In 1939, Martin, Paul, and Louise were able to move to Norton, Massachusetts. Martin became a US citizen in 1946. He studied at Brown University, graduating in 1958, and the Hochschule für Musik in Munich, as well as musicology with Gustave Reese at New York University, where he received a master's degree in 1961.

==Career and later life==
His career writing about music began in New York, writing for the New York Herald Tribune, working as an assistant to Irving Kolodin at the Saturday Review, and landing the position of music critic at the New York Post. In 1965 he moved to Los Angeles where he worked as the chief music and dance critic for the Los Angeles Times. During his thirty years with that paper, he was twice the recipient of ASCAP's Deems Taylor Award (1974 and 1978) and in 1982 won the Pulitzer Prize for Criticism.

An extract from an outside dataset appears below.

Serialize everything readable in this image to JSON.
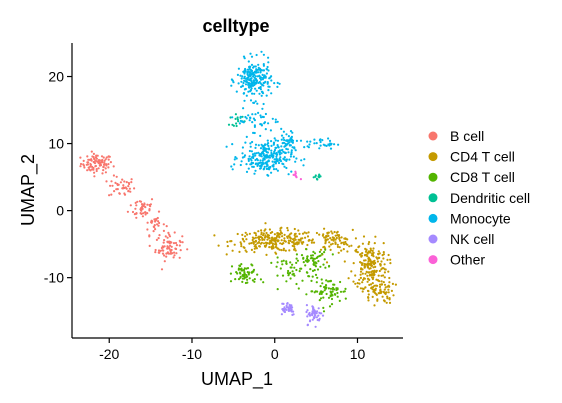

In 1966, Bernheimer became a faculty member of the Rockefeller program for the training of music critics at University of Southern California. In 1969, he joined the music faculty of UCLA. Bernheimer was a regular lecturer and also taught criticism at Cal State University, Northridge, San Diego State University and California Institute of the Arts. In 1982 he became an honorary member of a chapter of Pi Kappa Lambda, the national music honor society.

From 1996 until his semi-retirement in 2017 due to ill health, Bernheimer's work appeared mainly in Opera and the Financial Times. Bernheimer lectured frequently and provided commentary for opera broadcasts.

He died in New York on September 29, 2019.